Jackie: Arigato gozaimasu, kochira koso. [Thank you, same here]I think that’s such an inspiring offering to the community. I love that we can, first start really accepting our own uniqueness, our unique individuality.
And if we can’t do that, then how do we manage to accept it in others and find a space of generosity there. When I think about, and I talk about radical individuality, I think that’s exactly what I’m trying to shine a light on and people like you with your leadership. I know you’ve had such an incredible journey of really only starting to talk about these issues openly in the last three, four years.
And now you’re out with your own podcast and supporting LGBTQ wellness and a coach and offering coaching services. And I think really such an incredible role model here in Japan for these challenges. And also being able to share from the perspective of what you’ve experienced as an immigrant to Japan, also living through all of that on top of the gendered identities that, and a very challenging home environment that you also managed to navigate through.
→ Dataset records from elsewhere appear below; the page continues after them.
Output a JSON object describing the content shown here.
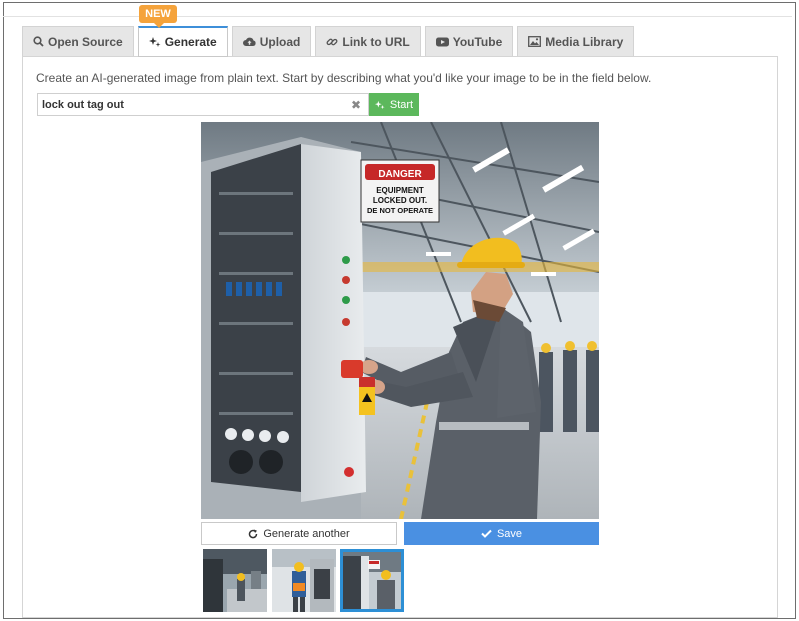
{
  "badge": "NEW",
  "tabs": [
    {
      "label": "Open Source",
      "icon": "search-icon"
    },
    {
      "label": "Generate",
      "icon": "sparkle-icon"
    },
    {
      "label": "Upload",
      "icon": "cloud-upload-icon"
    },
    {
      "label": "Link to URL",
      "icon": "link-icon"
    },
    {
      "label": "YouTube",
      "icon": "youtube-icon"
    },
    {
      "label": "Media Library",
      "icon": "image-icon"
    }
  ],
  "active_tab": "Generate",
  "generate": {
    "instruction": "Create an AI-generated image from plain text. Start by describing what you'd like your image to be in the field below.",
    "prompt_value": "lock out tag out",
    "start_label": "Start",
    "clear_icon": "close-icon"
  },
  "result": {
    "sign_line1": "DANGER",
    "sign_line2": "EQUIPMENT",
    "sign_line3": "LOCKED OUT.",
    "sign_line4": "DE NOT OPERATE",
    "generate_another_label": "Generate another",
    "save_label": "Save"
  },
  "thumbnails": {
    "count": 3,
    "selected_index": 2
  },
  "colors": {
    "accent": "#4a90e2",
    "start": "#5cb85c",
    "badge": "#f5a33b",
    "selected": "#2d8fd5"
  }
}
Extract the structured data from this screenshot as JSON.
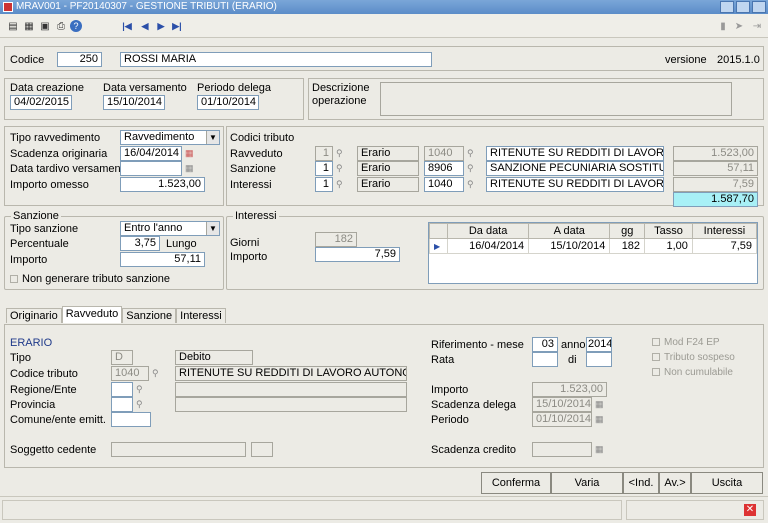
{
  "window": {
    "title": "MRAV001 - PF20140307 - GESTIONE TRIBUTI (ERARIO)"
  },
  "header": {
    "codice_label": "Codice",
    "codice": "250",
    "name": "ROSSI MARIA",
    "versione_label": "versione",
    "versione": "2015.1.0"
  },
  "dates": {
    "creazione_label": "Data creazione",
    "creazione": "04/02/2015",
    "versamento_label": "Data versamento",
    "versamento": "15/10/2014",
    "periodo_label": "Periodo delega",
    "periodo": "01/10/2014",
    "descrizione_label": "Descrizione operazione",
    "descrizione": ""
  },
  "ravvedimento": {
    "tipo_label": "Tipo ravvedimento",
    "tipo": "Ravvedimento",
    "scadenza_label": "Scadenza originaria",
    "scadenza": "16/04/2014",
    "tardivo_label": "Data tardivo versamento",
    "tardivo": "",
    "importo_label": "Importo omesso",
    "importo": "1.523,00"
  },
  "codici": {
    "title": "Codici tributo",
    "rows": [
      {
        "label": "Ravveduto",
        "qty": "1",
        "ente": "Erario",
        "code": "1040",
        "desc": "RITENUTE SU REDDITI DI LAVORO AUT",
        "amount": "1.523,00"
      },
      {
        "label": "Sanzione",
        "qty": "1",
        "ente": "Erario",
        "code": "8906",
        "desc": "SANZIONE PECUNIARIA SOSTITUTI DI",
        "amount": "57,11"
      },
      {
        "label": "Interessi",
        "qty": "1",
        "ente": "Erario",
        "code": "1040",
        "desc": "RITENUTE SU REDDITI DI LAVORO AUT",
        "amount": "7,59"
      }
    ],
    "total": "1.587,70"
  },
  "sanzione": {
    "title": "Sanzione",
    "tipo_label": "Tipo sanzione",
    "tipo": "Entro l'anno",
    "perc_label": "Percentuale",
    "perc": "3,75",
    "perc_suffix": "Lungo",
    "importo_label": "Importo",
    "importo": "57,11",
    "no_gen_label": "Non generare tributo sanzione"
  },
  "interessi": {
    "title": "Interessi",
    "giorni_label": "Giorni",
    "giorni": "182",
    "importo_label": "Importo",
    "importo": "7,59",
    "grid": {
      "headers": [
        "Da data",
        "A data",
        "gg",
        "Tasso",
        "Interessi"
      ],
      "rows": [
        [
          "16/04/2014",
          "15/10/2014",
          "182",
          "1,00",
          "7,59"
        ]
      ]
    }
  },
  "tabs": [
    "Originario",
    "Ravveduto",
    "Sanzione",
    "Interessi"
  ],
  "detail": {
    "section": "ERARIO",
    "tipo_label": "Tipo",
    "tipo_code": "D",
    "tipo_desc": "Debito",
    "codice_label": "Codice tributo",
    "codice": "1040",
    "codice_desc": "RITENUTE SU REDDITI DI LAVORO AUTONOMO CO",
    "regione_label": "Regione/Ente",
    "provincia_label": "Provincia",
    "comune_label": "Comune/ente emitt.",
    "soggetto_label": "Soggetto cedente",
    "rif_label": "Riferimento - mese",
    "rif_mese": "03",
    "anno_label": "anno",
    "anno": "2014",
    "rata_label": "Rata",
    "di_label": "di",
    "importo_label": "Importo",
    "importo": "1.523,00",
    "scad_delega_label": "Scadenza delega",
    "scad_delega": "15/10/2014",
    "periodo_label": "Periodo",
    "periodo": "01/10/2014",
    "scad_credito_label": "Scadenza credito",
    "mod_label": "Mod F24 EP",
    "sospeso_label": "Tributo sospeso",
    "cumulabile_label": "Non cumulabile"
  },
  "buttons": {
    "conferma": "Conferma",
    "varia": "Varia",
    "ind": "<Ind.",
    "av": "Av.>",
    "uscita": "Uscita"
  }
}
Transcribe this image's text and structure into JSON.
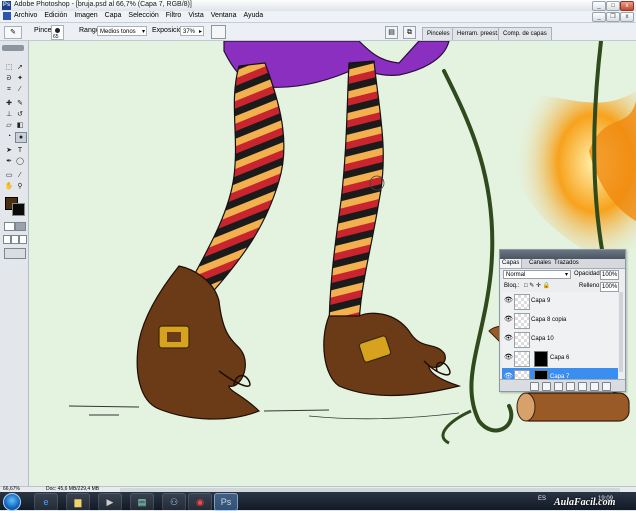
{
  "window": {
    "title": "Adobe Photoshop - [bruja.psd al 66,7% (Capa 7, RGB/8)]",
    "controls": {
      "minimize": "_",
      "maximize": "□",
      "close": "x"
    },
    "document_controls": {
      "minimize": "_",
      "restore": "❐",
      "close": "x"
    }
  },
  "menu": [
    "Archivo",
    "Edición",
    "Imagen",
    "Capa",
    "Selección",
    "Filtro",
    "Vista",
    "Ventana",
    "Ayuda"
  ],
  "options_bar": {
    "brush_label": "Pincel:",
    "brush_size": "65",
    "range_label": "Rango:",
    "range_value": "Medios tonos",
    "exposure_label": "Exposición:",
    "exposure_value": "37%",
    "panel_tabs": [
      "Pinceles",
      "Herram. preest.",
      "Comp. de capas"
    ]
  },
  "layers_panel": {
    "tabs": [
      "Capas",
      "Canales",
      "Trazados"
    ],
    "blend_mode": "Normal",
    "opacity_label": "Opacidad:",
    "opacity_value": "100%",
    "lock_label": "Bloq.:",
    "fill_label": "Relleno:",
    "fill_value": "100%",
    "layers": [
      {
        "name": "Capa 9",
        "selected": false
      },
      {
        "name": "Capa 8 copia",
        "selected": false
      },
      {
        "name": "Capa 10",
        "selected": false
      },
      {
        "name": "Capa 6",
        "selected": false
      },
      {
        "name": "Capa 7",
        "selected": true
      }
    ]
  },
  "status": {
    "zoom": "66,67%",
    "doc": "Doc: 45,6 MB/229,4 MB"
  },
  "taskbar": {
    "language": "ES",
    "time": "19:09"
  },
  "watermark": "AulaFacil.com",
  "colors": {
    "foreground": "#4a2e12",
    "background": "#0a0a0a",
    "canvas": "#e4f3e0",
    "selected_layer": "#3a8ef0"
  }
}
I am so inspired and in awe of what you have managed, to find resilience, and to work through, and to build for yourself and to not be downtrodden by all of the things you’ve faced.
You’ve just managed to find ways to overcome and find your inner power. And that’s so amazing to see, Tiffany, and so inspiring. So thank you for a lovely sharing of all of your complex realities and individualities and uniqueness. So much for the listeners to delve into. And I hope they’ll listen to it more than once so that they can really grapple with all of that complexity. So thank you, Tiffany.
Tiffany: Thank you. Thank you, Jackie.
Jackie: And I didn’t say again back at you for happy pride, as a queer identifying, certainly a complex person on that front too, that people often don’t understand. Certainly I’m very grateful for my tribe and who’s been with me in Canada and also in Japan, understanding these realities and complexities.
So definitely happy pride month. Next week tune in, we will be featuring Darren Menabney, who is a very good friend and colleague to the Canadian chamber of commerce. And he is a global communication and creativity consultant and has some inspiring learnings to share about global communications and how to make it work within a Japanese corporation amidst all of that multi national identities and different language communities within that same space.
So tune in, thank you everyone for joining.